Shit Lacquer Paintings
- cnualart
- Dec 12, 2010
- 1 min read
This week I visited the HCMC Fine Arts Museum to see Khai Doan‘s ‘Dipolar’ exhibition. The Vietnamese artist, who is fun to talk to, has lived in Germany for over 10 years and has a Western perspective on the content of an artwork. We both agree that locally, art seems to be perceived as a decorative object that should be seen but not be heard. The challenges of exhibiting work that is only ever so slightly different from the norm, I infer from Khai’s comments, are not insignificant. Khai Doan’s work is not blatantly controversy-seeking, however, some ideas, now unoriginal in Western metropoles, still rock the boat in Vietnam.
The first room of the show features 3 lacquer paintings that took 5 years to make (The painstaking lacquer technique -developed in Japan and China to make durable furniture and crafts- was first used in Vietnam to create paintings with). These ‘son mai’ works are taken down daily and gently sanded in the same way as they are during the creation process, to make them smooth. At this stage, however, the sanding is actually done with the intention of destroying the images. The lacquer coats erode each day, revealing previous layers. This type of action appears nonsensical to many here, who would be just as baffled (rightly so?) to hear of Rauschenberg’s ‘Erased De Kooning Drawing’ from 1953. Interesting to think of the wastefulness of ‘damaging’ art, in the context of a burgeoning capitalist society in Asia, and of the not-so-green-carbon-wasting-West.
Another way to disrupt the traditional way of creating lacquer paintings is to employ digitally produced designs. Mother-of-pear inlay takes on a new form. My favourite work was the world map below, with myriad connections in gold crossing oceans. I can relate to that!

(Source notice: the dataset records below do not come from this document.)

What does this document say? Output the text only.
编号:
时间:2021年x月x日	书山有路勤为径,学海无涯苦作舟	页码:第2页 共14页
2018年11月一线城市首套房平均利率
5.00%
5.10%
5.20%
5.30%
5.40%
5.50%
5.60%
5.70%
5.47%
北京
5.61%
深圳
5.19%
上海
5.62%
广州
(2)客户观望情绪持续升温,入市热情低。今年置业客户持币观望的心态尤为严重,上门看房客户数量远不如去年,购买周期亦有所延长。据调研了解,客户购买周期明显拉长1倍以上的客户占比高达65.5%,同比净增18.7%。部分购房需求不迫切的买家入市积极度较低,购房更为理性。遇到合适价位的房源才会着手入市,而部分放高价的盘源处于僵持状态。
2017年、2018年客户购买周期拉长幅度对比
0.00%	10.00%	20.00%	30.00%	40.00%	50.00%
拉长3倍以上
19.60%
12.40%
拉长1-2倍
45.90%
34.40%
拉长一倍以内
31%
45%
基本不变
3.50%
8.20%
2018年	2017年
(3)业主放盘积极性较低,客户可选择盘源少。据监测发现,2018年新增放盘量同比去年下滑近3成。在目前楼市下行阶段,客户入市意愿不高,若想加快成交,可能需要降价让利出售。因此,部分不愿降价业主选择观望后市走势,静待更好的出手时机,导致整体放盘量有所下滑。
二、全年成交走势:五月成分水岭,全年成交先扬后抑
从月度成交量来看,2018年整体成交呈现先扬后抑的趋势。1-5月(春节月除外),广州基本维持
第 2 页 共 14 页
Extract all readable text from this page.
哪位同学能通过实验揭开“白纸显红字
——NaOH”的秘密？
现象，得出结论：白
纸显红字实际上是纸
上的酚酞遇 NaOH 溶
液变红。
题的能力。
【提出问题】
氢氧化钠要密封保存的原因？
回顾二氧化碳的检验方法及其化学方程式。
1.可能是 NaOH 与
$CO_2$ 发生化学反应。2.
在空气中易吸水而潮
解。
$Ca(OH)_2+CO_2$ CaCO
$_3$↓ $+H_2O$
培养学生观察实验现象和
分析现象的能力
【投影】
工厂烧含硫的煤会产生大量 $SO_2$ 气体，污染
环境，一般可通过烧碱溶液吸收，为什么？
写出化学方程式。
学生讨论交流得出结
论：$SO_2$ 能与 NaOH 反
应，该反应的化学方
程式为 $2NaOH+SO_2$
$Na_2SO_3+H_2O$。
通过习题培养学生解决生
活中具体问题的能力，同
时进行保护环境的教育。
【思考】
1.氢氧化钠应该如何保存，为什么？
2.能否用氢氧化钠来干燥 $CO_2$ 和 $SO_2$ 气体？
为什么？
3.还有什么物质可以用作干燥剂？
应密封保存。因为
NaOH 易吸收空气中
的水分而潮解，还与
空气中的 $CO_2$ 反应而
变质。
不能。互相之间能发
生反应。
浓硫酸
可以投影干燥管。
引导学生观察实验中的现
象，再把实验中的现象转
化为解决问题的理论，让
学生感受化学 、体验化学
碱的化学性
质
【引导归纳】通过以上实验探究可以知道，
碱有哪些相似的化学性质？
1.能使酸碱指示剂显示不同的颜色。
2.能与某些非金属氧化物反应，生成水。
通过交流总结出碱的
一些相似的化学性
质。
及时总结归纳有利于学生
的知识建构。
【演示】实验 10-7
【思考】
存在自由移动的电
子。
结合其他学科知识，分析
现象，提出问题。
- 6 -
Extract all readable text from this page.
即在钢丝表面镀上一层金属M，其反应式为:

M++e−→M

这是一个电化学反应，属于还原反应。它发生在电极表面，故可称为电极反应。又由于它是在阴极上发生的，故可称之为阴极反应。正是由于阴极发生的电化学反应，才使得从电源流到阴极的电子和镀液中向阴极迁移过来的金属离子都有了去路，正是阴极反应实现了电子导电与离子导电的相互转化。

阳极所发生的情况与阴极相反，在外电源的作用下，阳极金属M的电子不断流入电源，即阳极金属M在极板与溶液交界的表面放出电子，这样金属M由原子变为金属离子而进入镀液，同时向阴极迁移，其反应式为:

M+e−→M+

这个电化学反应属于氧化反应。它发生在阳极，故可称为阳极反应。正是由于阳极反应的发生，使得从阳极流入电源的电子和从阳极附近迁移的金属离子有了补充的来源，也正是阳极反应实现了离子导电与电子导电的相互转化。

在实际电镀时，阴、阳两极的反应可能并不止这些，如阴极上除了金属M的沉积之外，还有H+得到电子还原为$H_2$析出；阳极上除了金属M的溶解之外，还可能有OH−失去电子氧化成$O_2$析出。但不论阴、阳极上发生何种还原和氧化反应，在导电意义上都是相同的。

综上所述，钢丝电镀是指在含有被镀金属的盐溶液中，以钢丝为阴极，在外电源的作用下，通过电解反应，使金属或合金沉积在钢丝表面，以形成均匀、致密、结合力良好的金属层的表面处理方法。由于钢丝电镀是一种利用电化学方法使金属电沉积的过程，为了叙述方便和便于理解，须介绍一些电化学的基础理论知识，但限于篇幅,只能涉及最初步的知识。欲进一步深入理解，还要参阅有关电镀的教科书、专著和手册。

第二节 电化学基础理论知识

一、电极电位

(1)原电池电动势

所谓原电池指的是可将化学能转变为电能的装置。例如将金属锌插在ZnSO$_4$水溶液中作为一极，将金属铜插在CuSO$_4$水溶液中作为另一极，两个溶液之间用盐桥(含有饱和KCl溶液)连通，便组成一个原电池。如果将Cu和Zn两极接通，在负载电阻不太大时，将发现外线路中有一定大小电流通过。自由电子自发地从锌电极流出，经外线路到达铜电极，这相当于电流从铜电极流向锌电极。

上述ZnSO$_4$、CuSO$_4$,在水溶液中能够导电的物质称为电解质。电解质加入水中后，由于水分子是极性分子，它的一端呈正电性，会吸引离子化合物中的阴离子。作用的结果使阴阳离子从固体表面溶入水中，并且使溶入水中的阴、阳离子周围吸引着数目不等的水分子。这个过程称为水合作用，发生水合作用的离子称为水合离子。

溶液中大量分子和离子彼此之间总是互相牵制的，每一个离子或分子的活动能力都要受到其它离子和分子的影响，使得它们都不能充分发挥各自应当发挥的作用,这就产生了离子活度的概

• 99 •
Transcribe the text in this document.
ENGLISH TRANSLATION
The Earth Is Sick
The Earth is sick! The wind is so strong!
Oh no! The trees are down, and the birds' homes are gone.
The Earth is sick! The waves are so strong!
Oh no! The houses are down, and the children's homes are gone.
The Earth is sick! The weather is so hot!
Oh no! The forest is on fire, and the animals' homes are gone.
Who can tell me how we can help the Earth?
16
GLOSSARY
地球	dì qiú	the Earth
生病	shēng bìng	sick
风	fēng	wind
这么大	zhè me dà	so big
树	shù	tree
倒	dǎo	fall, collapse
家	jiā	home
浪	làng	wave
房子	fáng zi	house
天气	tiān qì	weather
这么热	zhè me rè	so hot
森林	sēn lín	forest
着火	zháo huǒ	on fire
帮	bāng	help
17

For a show that makes constant references to duplicity and contradictions, there’s a lot of tryptichs! The final room has two, the last one illustrating 3 enormous poos – with much less elegance than Piero Manzoni. Young members of the audience did find it amusing, though. The next generation is not expecting art to be too serious – but the gold inlay surely adds kudos. Wealth is good. Background colour revealing.